Published online by Cambridge University Press: 22 September 2009
A FIRST ATTEMPT
What sort of Kantianism is available to someone who holds that all mathematics, including geometry, is analytic? A version of Helmholtz's view, presumably – that the qualitative properties of spatiality, though not the axioms of geometry (which are underdetermined by qualitative spatiality), are synthetic a priori on the basis of something like pure intuition. And this is indeed what we find in the early Carnap. Even before the 1920 dissertation, it seems that his interpretation of Kant was largely naturalistic and Helmholtzian. As he recounts from his student days:
Once I gave a report in Bauch's seminar on this view of Kant [that the geometrical structure of space is determined by the form of our intuition]. I tried to show that it seems possible to generalise this conception considerably, because I saw an analogy between space on the one hand and systems of other features of sense qualities on the other.

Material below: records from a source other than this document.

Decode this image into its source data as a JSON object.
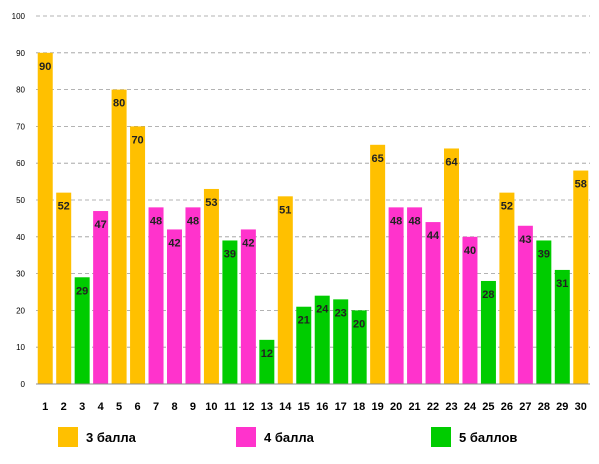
{
  "chart_data": {
    "type": "bar",
    "title": "",
    "xlabel": "",
    "ylabel": "",
    "ylim": [
      0,
      100
    ],
    "yticks": [
      0,
      10,
      20,
      30,
      40,
      50,
      60,
      70,
      80,
      90,
      100
    ],
    "grid": true,
    "categories": [
      "1",
      "2",
      "3",
      "4",
      "5",
      "6",
      "7",
      "8",
      "9",
      "10",
      "11",
      "12",
      "13",
      "14",
      "15",
      "16",
      "17",
      "18",
      "19",
      "20",
      "21",
      "22",
      "23",
      "24",
      "25",
      "26",
      "27",
      "28",
      "29",
      "30"
    ],
    "values": [
      90,
      52,
      29,
      47,
      80,
      70,
      48,
      42,
      48,
      53,
      39,
      42,
      12,
      51,
      21,
      24,
      23,
      20,
      65,
      48,
      48,
      44,
      64,
      40,
      28,
      52,
      43,
      39,
      31,
      58
    ],
    "groups": [
      "g3",
      "g3",
      "g5",
      "g4",
      "g3",
      "g3",
      "g4",
      "g4",
      "g4",
      "g3",
      "g5",
      "g4",
      "g5",
      "g3",
      "g5",
      "g5",
      "g5",
      "g5",
      "g3",
      "g4",
      "g4",
      "g4",
      "g3",
      "g4",
      "g5",
      "g3",
      "g4",
      "g5",
      "g5",
      "g3"
    ],
    "legend_position": "bottom",
    "legend": [
      {
        "key": "g3",
        "label": "3 балла",
        "color": "#FFC000"
      },
      {
        "key": "g4",
        "label": "4 балла",
        "color": "#FF33CC"
      },
      {
        "key": "g5",
        "label": "5 баллов",
        "color": "#00CC00"
      }
    ]
  }
}
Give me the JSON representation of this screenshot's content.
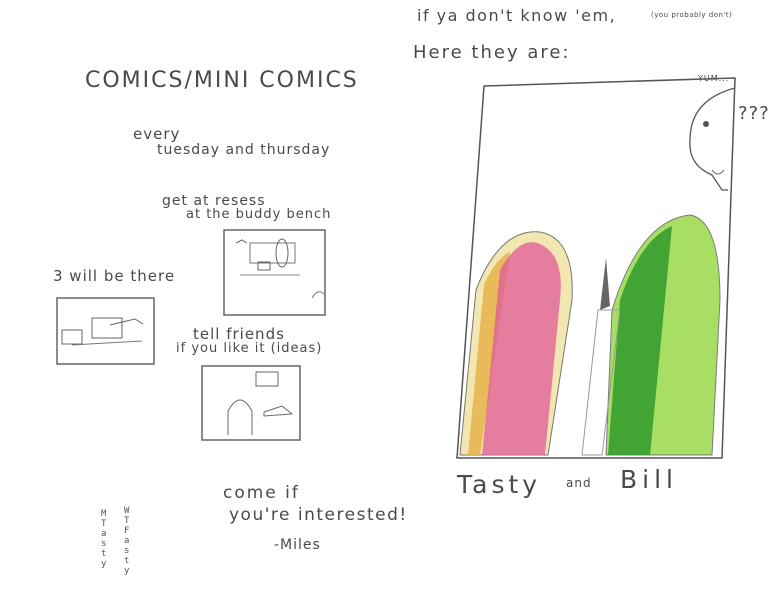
{
  "left_page": {
    "title": "COMICS/MINI COMICS",
    "schedule_line1": "every",
    "schedule_line2": "tuesday and thursday",
    "location_line1": "get at resess",
    "location_line2": "at the buddy bench",
    "three_will_be": "3 will be there",
    "tell_friends": "tell friends",
    "if_you_like": "if you like it (ideas)",
    "come_line1": "come if",
    "come_line2": "you're interested!",
    "signature": "-Miles",
    "weekday_letters_left": [
      "M",
      "T",
      "a",
      "s",
      "t",
      "y"
    ],
    "weekday_letters_right": [
      "W",
      "T",
      "F",
      "a",
      "s",
      "t",
      "y"
    ]
  },
  "right_page": {
    "intro_line": "if ya don't know 'em,",
    "intro_aside": "(you probably don't)",
    "here_they_are": "Here they are:",
    "yum": "YUM...",
    "confused": "???",
    "name_left": "Tasty",
    "and": "and",
    "name_right": "Bill"
  },
  "colors": {
    "pencil": "#4a4a4a",
    "pink": "#e05a9a",
    "orange": "#e6b24a",
    "green_dark": "#2f9a2a",
    "green_light": "#9ad94a"
  }
}
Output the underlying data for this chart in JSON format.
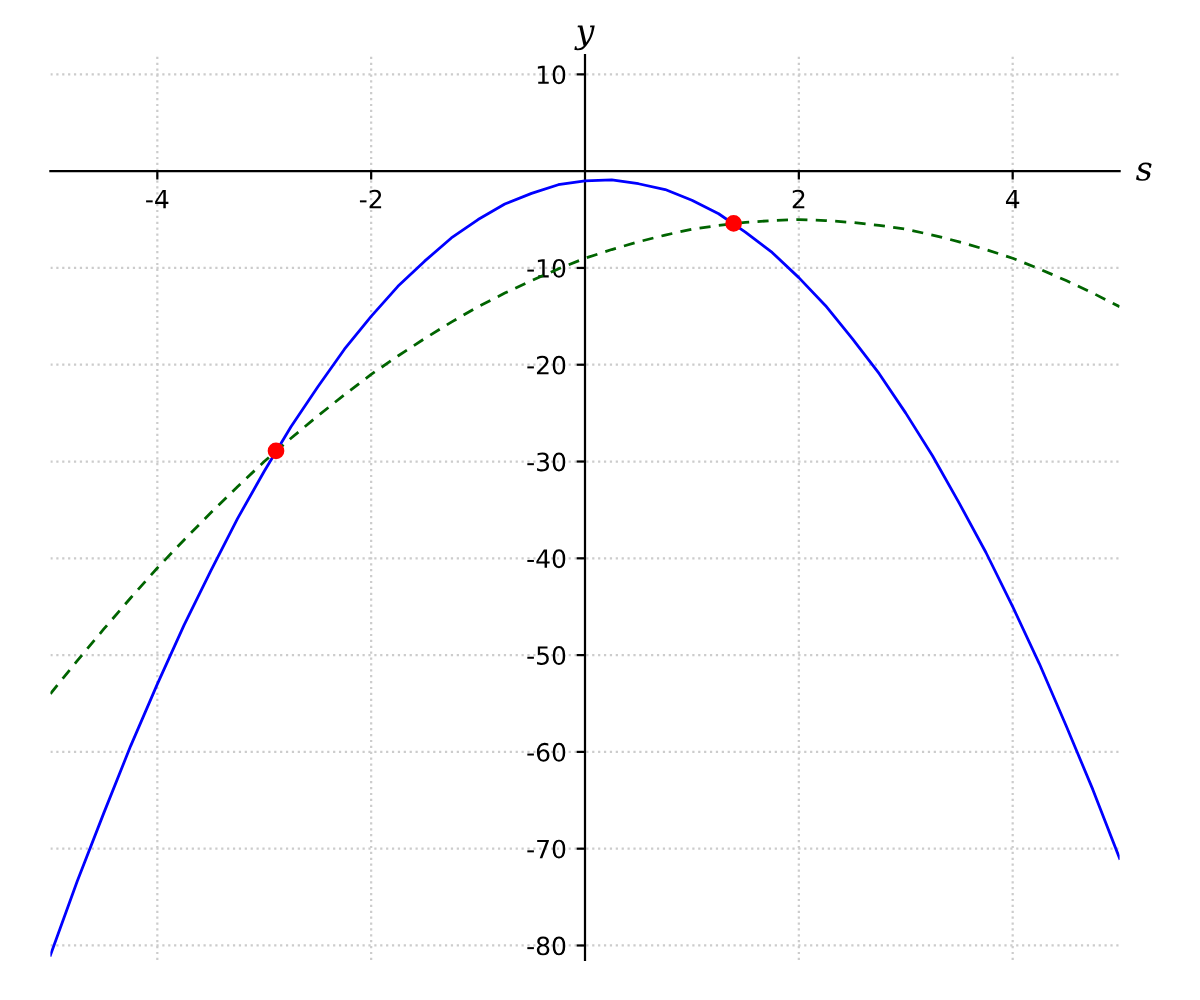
{
  "chart_data": {
    "type": "line",
    "xlabel": "s",
    "ylabel": "y",
    "xlim": [
      -5,
      5
    ],
    "ylim": [
      -81.5,
      12
    ],
    "xticks": [
      -4,
      -2,
      2,
      4
    ],
    "yticks": [
      10,
      -10,
      -20,
      -30,
      -40,
      -50,
      -60,
      -70,
      -80
    ],
    "grid": true,
    "x": [
      -5,
      -4.75,
      -4.5,
      -4.25,
      -4,
      -3.75,
      -3.5,
      -3.25,
      -3,
      -2.75,
      -2.5,
      -2.25,
      -2,
      -1.75,
      -1.5,
      -1.25,
      -1,
      -0.75,
      -0.5,
      -0.25,
      0,
      0.25,
      0.5,
      0.75,
      1,
      1.25,
      1.5,
      1.75,
      2,
      2.25,
      2.5,
      2.75,
      3,
      3.25,
      3.5,
      3.75,
      4,
      4.25,
      4.5,
      4.75,
      5
    ],
    "series": [
      {
        "color": "#0000ff",
        "line_style": "solid",
        "values": [
          -81,
          -73.4,
          -66.3,
          -59.4,
          -53,
          -46.9,
          -41.3,
          -35.9,
          -31,
          -26.4,
          -22.3,
          -18.4,
          -15,
          -11.9,
          -9.3,
          -6.9,
          -5,
          -3.4,
          -2.3,
          -1.4,
          -1,
          -0.9,
          -1.3,
          -1.9,
          -3,
          -4.4,
          -6.3,
          -8.4,
          -11,
          -13.9,
          -17.3,
          -20.9,
          -25,
          -29.4,
          -34.3,
          -39.4,
          -45,
          -50.9,
          -57.3,
          -63.9,
          -71
        ]
      },
      {
        "color": "#006400",
        "line_style": "dashed",
        "values": [
          -54,
          -50.6,
          -47.3,
          -44.1,
          -41,
          -38.1,
          -35.3,
          -32.6,
          -30,
          -27.6,
          -25.3,
          -23.1,
          -21,
          -19.1,
          -17.3,
          -15.6,
          -14,
          -12.6,
          -11.3,
          -10.1,
          -9,
          -8.1,
          -7.3,
          -6.6,
          -6,
          -5.6,
          -5.3,
          -5.1,
          -5,
          -5.1,
          -5.3,
          -5.6,
          -6,
          -6.6,
          -7.3,
          -8.1,
          -9,
          -10.1,
          -11.3,
          -12.6,
          -14
        ]
      },
      {
        "type": "scatter",
        "color": "#ff0000",
        "marker": "circle",
        "x": [
          -2.89,
          1.39
        ],
        "values": [
          -28.9,
          -5.4
        ]
      }
    ]
  }
}
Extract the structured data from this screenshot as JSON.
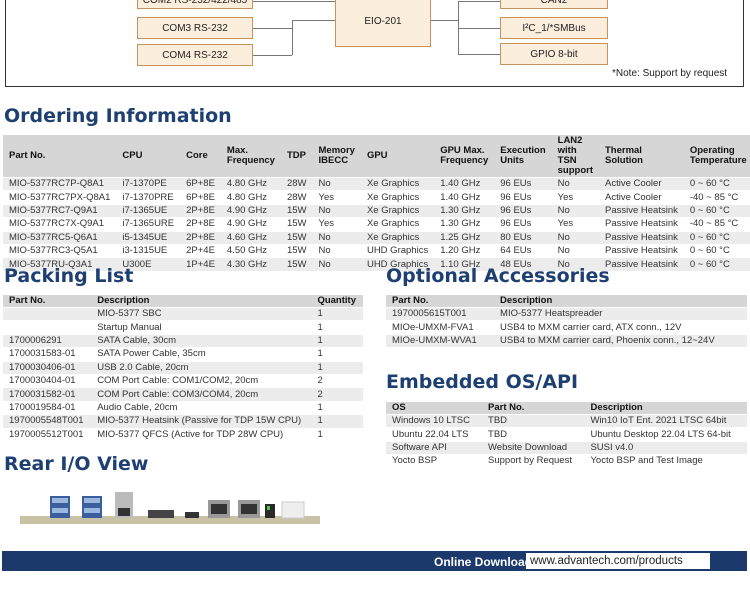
{
  "diagram": {
    "left": [
      "COM2 RS-232/422/485",
      "COM3 RS-232",
      "COM4 RS-232"
    ],
    "center": "EIO-201",
    "right": [
      "CAN2",
      "I²C_1/*SMBus",
      "GPIO 8-bit"
    ],
    "note": "*Note: Support by request"
  },
  "ordering": {
    "title": "Ordering Information",
    "header": [
      "Part No.",
      "CPU",
      "Core",
      "Max. Frequency",
      "TDP",
      "Memory IBECC",
      "GPU",
      "GPU Max. Frequency",
      "Execution Units",
      "LAN2 with TSN support",
      "Thermal Solution",
      "Operating Temperature"
    ],
    "rows": [
      [
        "MIO-5377RC7P-Q8A1",
        "i7-1370PE",
        "6P+8E",
        "4.80 GHz",
        "28W",
        "No",
        "Xe Graphics",
        "1.40 GHz",
        "96 EUs",
        "No",
        "Active Cooler",
        "0 ~ 60 °C"
      ],
      [
        "MIO-5377RC7PX-Q8A1",
        "i7-1370PRE",
        "6P+8E",
        "4.80 GHz",
        "28W",
        "Yes",
        "Xe Graphics",
        "1.40 GHz",
        "96 EUs",
        "Yes",
        "Active Cooler",
        "-40 ~ 85 °C"
      ],
      [
        "MIO-5377RC7-Q9A1",
        "i7-1365UE",
        "2P+8E",
        "4.90 GHz",
        "15W",
        "No",
        "Xe Graphics",
        "1.30 GHz",
        "96 EUs",
        "No",
        "Passive Heatsink",
        "0 ~ 60 °C"
      ],
      [
        "MIO-5377RC7X-Q9A1",
        "i7-1365URE",
        "2P+8E",
        "4.90 GHz",
        "15W",
        "Yes",
        "Xe Graphics",
        "1.30 GHz",
        "96 EUs",
        "Yes",
        "Passive Heatsink",
        "-40 ~ 85 °C"
      ],
      [
        "MIO-5377RC5-Q6A1",
        "i5-1345UE",
        "2P+8E",
        "4.60 GHz",
        "15W",
        "No",
        "Xe Graphics",
        "1.25 GHz",
        "80 EUs",
        "No",
        "Passive Heatsink",
        "0 ~ 60 °C"
      ],
      [
        "MIO-5377RC3-Q5A1",
        "i3-1315UE",
        "2P+4E",
        "4.50 GHz",
        "15W",
        "No",
        "UHD Graphics",
        "1.20 GHz",
        "64 EUs",
        "No",
        "Passive Heatsink",
        "0 ~ 60 °C"
      ],
      [
        "MIO-5377RU-Q3A1",
        "U300E",
        "1P+4E",
        "4.30 GHz",
        "15W",
        "No",
        "UHD Graphics",
        "1.10 GHz",
        "48 EUs",
        "No",
        "Passive Heatsink",
        "0 ~ 60 °C"
      ]
    ]
  },
  "packing": {
    "title": "Packing List",
    "header": [
      "Part No.",
      "Description",
      "Quantity"
    ],
    "rows": [
      [
        "",
        "MIO-5377 SBC",
        "1"
      ],
      [
        "",
        "Startup Manual",
        "1"
      ],
      [
        "1700006291",
        "SATA Cable, 30cm",
        "1"
      ],
      [
        "1700031583-01",
        "SATA Power Cable, 35cm",
        "1"
      ],
      [
        "1700030406-01",
        "USB 2.0 Cable, 20cm",
        "1"
      ],
      [
        "1700030404-01",
        "COM Port Cable: COM1/COM2, 20cm",
        "2"
      ],
      [
        "1700031582-01",
        "COM Port Cable: COM3/COM4, 20cm",
        "2"
      ],
      [
        "1700019584-01",
        "Audio Cable, 20cm",
        "1"
      ],
      [
        "1970005548T001",
        "MIO-5377 Heatsink (Passive for TDP 15W CPU)",
        "1"
      ],
      [
        "1970005512T001",
        "MIO-5377 QFCS (Active for TDP 28W CPU)",
        "1"
      ]
    ]
  },
  "accessories": {
    "title": "Optional Accessories",
    "header": [
      "Part No.",
      "Description"
    ],
    "rows": [
      [
        "1970005615T001",
        "MIO-5377 Heatspreader"
      ],
      [
        "MIOe-UMXM-FVA1",
        "USB4 to MXM carrier card, ATX conn., 12V"
      ],
      [
        "MIOe-UMXM-WVA1",
        "USB4 to MXM carrier card, Phoenix conn., 12~24V"
      ]
    ]
  },
  "os": {
    "title": "Embedded OS/API",
    "header": [
      "OS",
      "Part No.",
      "Description"
    ],
    "rows": [
      [
        "Windows 10 LTSC",
        "TBD",
        "Win10 IoT Ent. 2021 LTSC 64bit"
      ],
      [
        "Ubuntu 22.04 LTS",
        "TBD",
        "Ubuntu Desktop 22.04 LTS 64-bit"
      ],
      [
        "Software API",
        "Website Download",
        "SUSI v4.0"
      ],
      [
        "Yocto BSP",
        "Support by Request",
        "Yocto BSP and Test Image"
      ]
    ]
  },
  "rear": {
    "title": "Rear I/O View"
  },
  "footer": {
    "label": "Online Download",
    "url": "www.advantech.com/products"
  }
}
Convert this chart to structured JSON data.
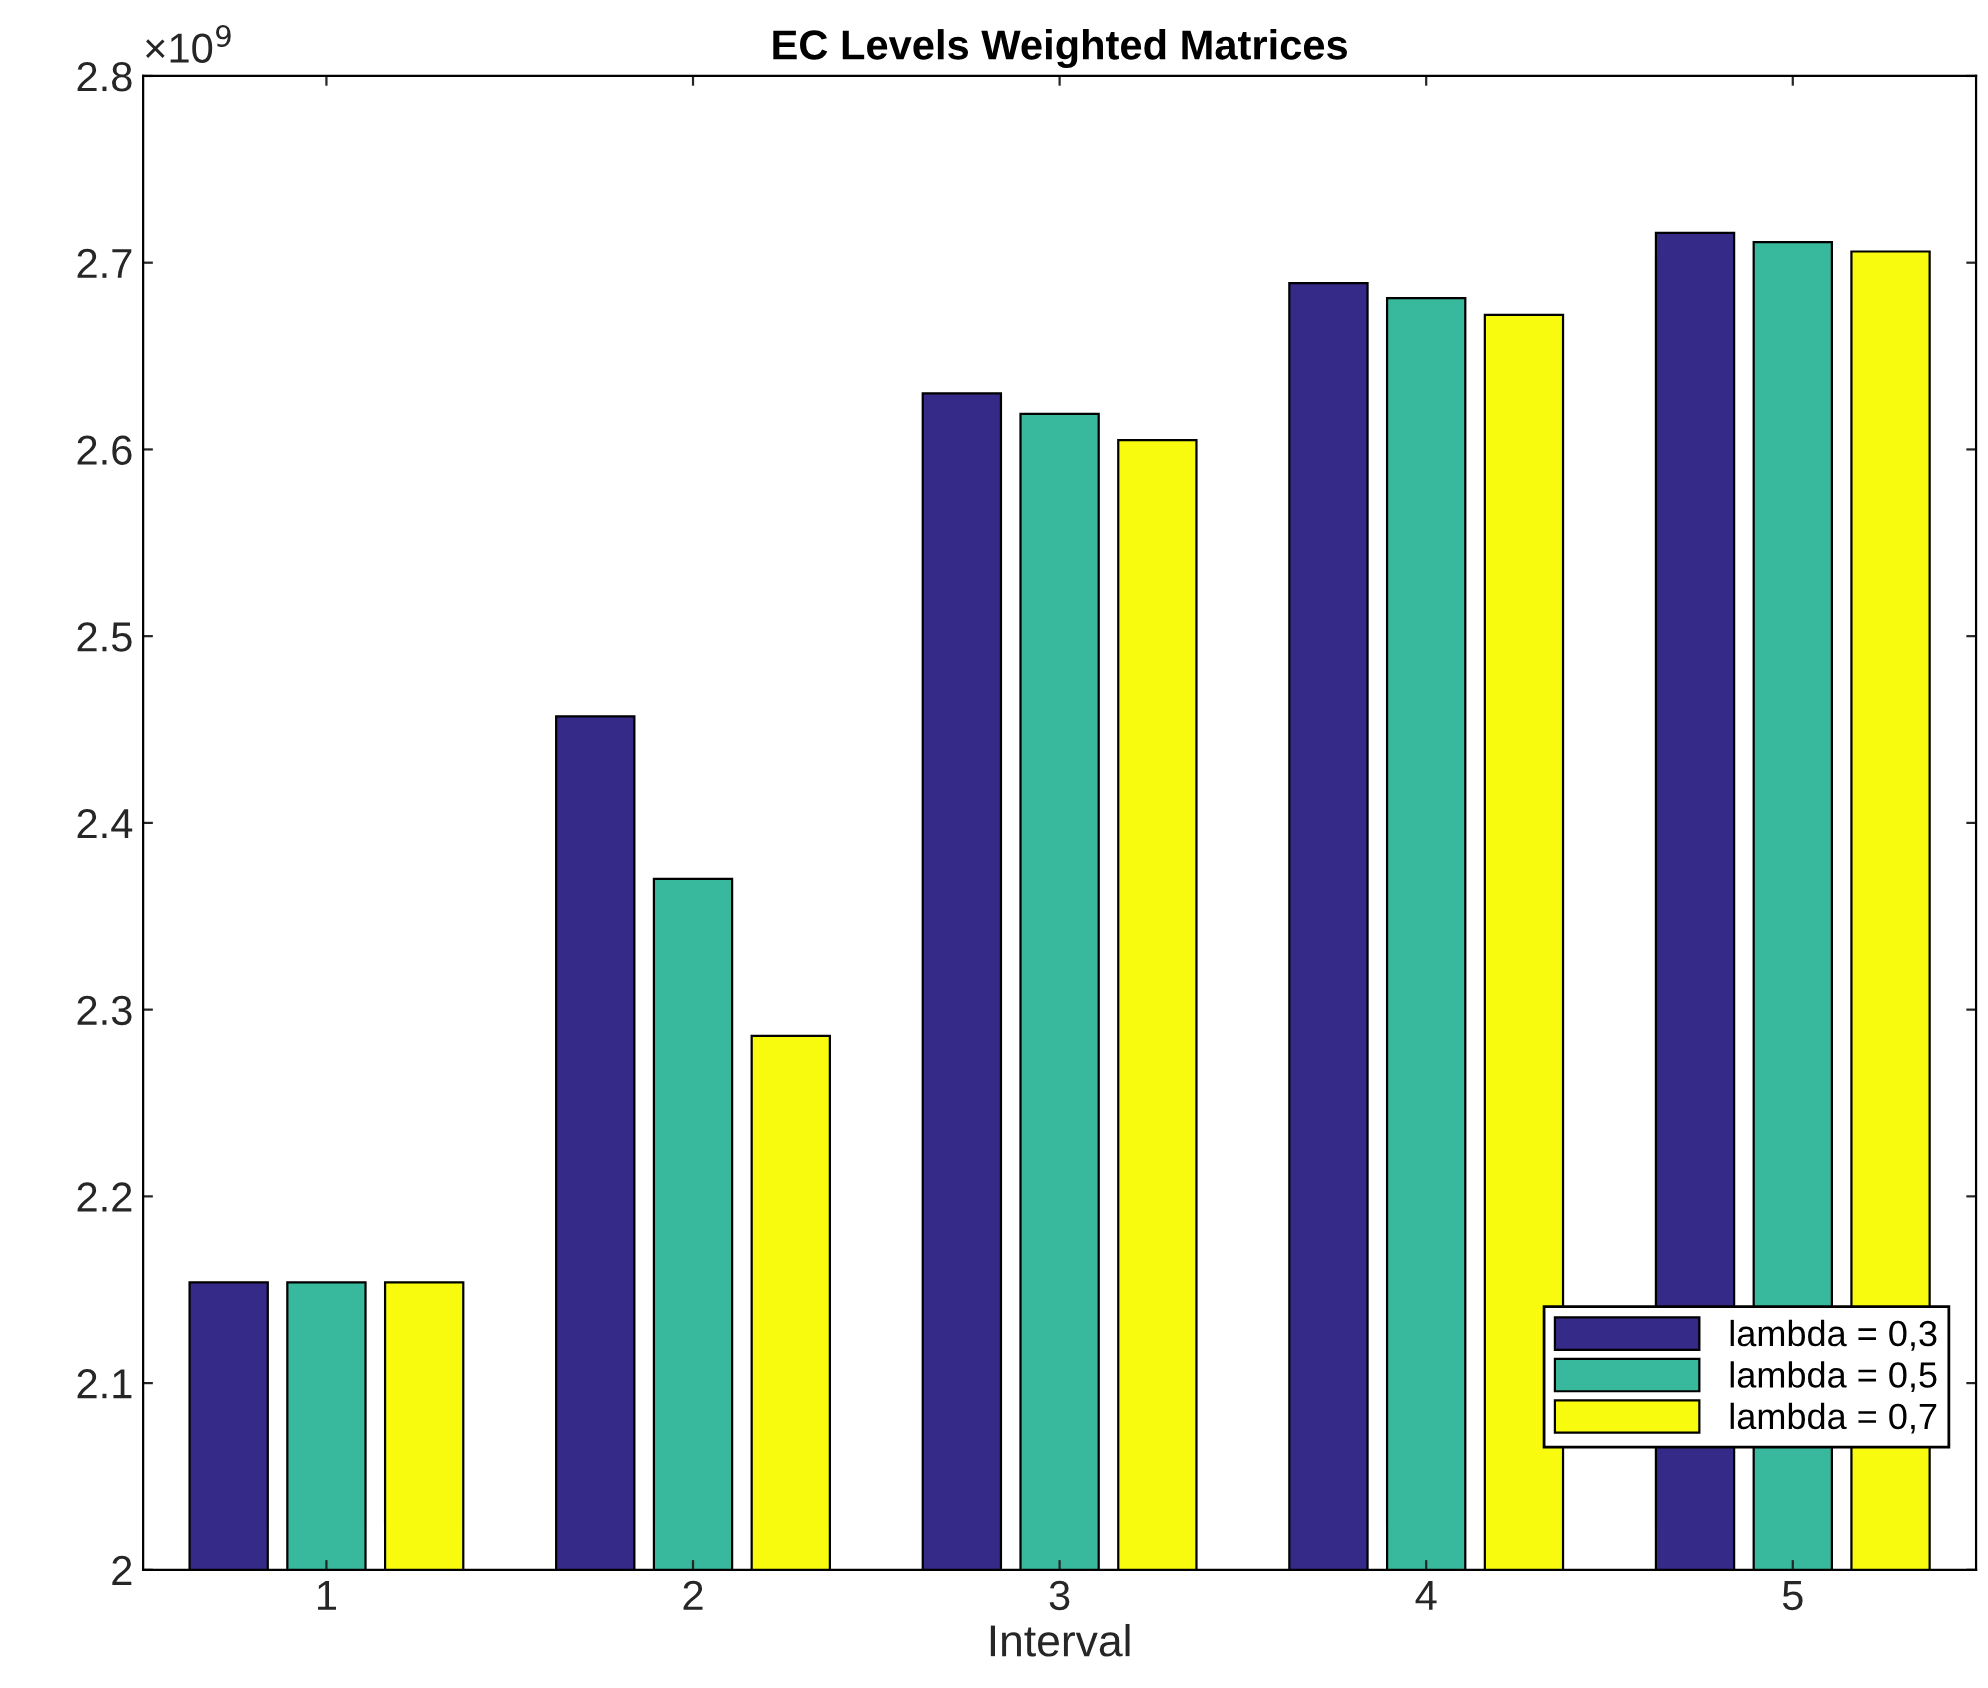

In particular, I tried to show that the three-dimensional structure of the system of colours, ordered according to their similarities, is determined by the form of our colour intuition in the same way in which the three-dimensional structure of space is determined by the form of our spatial intuition.(UCLA 1957a, p. B2)
What about the Marburg school? Carnap accepted its notion of the ‘object-creating function of thought’, as we will see below (p. 153).